The vast majority of rabbit feeds contain just 1.9-3% crude fat.
Sherwood Forest produces formulas containing 5% fat up to 8% fat.
This is because the research indicates the amount of fat
that is necessary for complete use of dietary protein and optimal health. With the combination of moderate protein and sufficient fats, rabbit health and condition soars, and the incidence of dangerous diarrhea plummets.
Genetically Modified Ingredients (GMO)
Genetically modified organisms are TOXIC to both man and animal. When we talk GMO, we're not talking glow-in-the-dark frogs, but 'Round-Up Ready' GMO plants produced by Monsanto that secrete toxins from every cell.
You can't eat a GMO product without eating toxins.
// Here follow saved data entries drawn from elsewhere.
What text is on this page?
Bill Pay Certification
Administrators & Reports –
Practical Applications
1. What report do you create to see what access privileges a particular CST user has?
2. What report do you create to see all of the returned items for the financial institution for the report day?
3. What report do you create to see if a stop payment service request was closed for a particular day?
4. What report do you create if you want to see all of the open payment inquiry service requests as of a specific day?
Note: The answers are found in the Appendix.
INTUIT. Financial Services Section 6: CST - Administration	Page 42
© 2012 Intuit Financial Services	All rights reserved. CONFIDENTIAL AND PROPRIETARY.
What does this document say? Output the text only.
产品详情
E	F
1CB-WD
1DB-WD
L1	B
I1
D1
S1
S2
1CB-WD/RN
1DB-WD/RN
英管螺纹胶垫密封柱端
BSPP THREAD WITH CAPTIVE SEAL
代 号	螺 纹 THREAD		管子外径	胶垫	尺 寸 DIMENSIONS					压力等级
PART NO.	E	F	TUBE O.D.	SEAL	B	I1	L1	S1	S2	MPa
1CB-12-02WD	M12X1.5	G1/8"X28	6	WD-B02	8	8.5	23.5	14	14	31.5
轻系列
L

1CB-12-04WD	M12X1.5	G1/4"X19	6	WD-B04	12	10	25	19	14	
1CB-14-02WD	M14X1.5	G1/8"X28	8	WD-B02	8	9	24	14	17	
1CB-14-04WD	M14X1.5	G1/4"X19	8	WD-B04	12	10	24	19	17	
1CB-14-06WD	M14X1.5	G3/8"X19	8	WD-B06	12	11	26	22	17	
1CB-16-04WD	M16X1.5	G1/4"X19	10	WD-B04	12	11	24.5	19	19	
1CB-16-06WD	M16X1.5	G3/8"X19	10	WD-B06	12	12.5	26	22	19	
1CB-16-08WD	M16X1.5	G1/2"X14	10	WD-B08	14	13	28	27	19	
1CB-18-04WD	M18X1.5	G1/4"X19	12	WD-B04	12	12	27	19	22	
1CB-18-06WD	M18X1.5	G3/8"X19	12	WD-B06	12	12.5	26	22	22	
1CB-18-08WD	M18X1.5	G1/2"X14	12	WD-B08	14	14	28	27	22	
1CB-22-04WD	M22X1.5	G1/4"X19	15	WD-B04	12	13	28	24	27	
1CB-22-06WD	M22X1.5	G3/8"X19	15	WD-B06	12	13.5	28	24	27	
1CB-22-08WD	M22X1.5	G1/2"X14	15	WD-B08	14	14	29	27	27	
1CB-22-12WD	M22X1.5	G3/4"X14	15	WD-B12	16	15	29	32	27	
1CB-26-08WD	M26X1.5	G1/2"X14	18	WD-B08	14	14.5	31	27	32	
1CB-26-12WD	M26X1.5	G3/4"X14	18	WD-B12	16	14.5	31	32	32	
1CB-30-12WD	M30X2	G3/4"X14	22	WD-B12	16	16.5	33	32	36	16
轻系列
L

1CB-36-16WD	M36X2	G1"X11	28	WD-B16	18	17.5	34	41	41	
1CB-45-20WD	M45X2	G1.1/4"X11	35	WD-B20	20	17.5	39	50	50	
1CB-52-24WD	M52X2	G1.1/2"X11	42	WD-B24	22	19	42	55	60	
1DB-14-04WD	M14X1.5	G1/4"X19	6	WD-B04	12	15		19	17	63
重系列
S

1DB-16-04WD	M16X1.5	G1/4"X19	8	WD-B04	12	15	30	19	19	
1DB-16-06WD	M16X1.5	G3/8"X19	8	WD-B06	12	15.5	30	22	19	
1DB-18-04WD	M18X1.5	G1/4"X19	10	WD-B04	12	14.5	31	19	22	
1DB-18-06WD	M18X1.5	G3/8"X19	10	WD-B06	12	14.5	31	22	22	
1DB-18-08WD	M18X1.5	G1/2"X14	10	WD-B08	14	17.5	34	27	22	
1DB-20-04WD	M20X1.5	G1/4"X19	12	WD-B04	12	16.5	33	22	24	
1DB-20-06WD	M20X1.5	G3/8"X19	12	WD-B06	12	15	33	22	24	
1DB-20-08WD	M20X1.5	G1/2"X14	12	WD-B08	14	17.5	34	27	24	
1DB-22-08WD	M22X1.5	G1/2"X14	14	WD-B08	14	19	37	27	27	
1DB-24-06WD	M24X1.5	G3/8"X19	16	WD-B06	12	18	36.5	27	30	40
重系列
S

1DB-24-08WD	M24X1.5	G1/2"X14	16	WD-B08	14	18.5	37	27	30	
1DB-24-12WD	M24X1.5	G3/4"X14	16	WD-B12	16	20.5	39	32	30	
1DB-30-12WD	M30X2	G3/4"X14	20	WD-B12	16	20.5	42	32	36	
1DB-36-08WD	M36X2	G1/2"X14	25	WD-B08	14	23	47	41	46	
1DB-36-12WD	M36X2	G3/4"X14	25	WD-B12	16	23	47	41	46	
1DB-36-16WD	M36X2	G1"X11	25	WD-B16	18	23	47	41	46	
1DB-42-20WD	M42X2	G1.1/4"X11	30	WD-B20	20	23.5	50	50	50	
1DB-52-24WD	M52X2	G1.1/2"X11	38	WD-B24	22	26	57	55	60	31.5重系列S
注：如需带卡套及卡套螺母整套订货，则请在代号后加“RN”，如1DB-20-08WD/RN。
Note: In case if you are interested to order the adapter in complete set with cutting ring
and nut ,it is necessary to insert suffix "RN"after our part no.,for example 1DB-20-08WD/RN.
How can that be good for animals??? I certainly don’t buy the "It’s safe because Monsanto said so" line of reasoning.
This opinion is based on a wide review of non-biased studies -- you know, the ones where the scientists refused to falsify results and subsequently lost their jobs and were threatened with bodily harm for reports unfavorable to Monsanto, the ones where the scientists' work and reputations were smeared and discredited because they refused to budge from the truth.
Professor Giles-Eric Seralini was one of those libeled scientists, and his work removed from publication. It had clearly demonstrated the toxicity of GMO's and RoundUp on rat health (which did not make Monsanto happy). In December 2015, Prof. Seralini's work was vindicated in a French court of law, and his work has been republished. (Photo Credit: www.realfarmacy.com/seralini-defamation-lawsuit/)
Dr. David Sherwood believes his products are non-GMO, although he cannot promise me that the alfalfa he sources is non-GMO.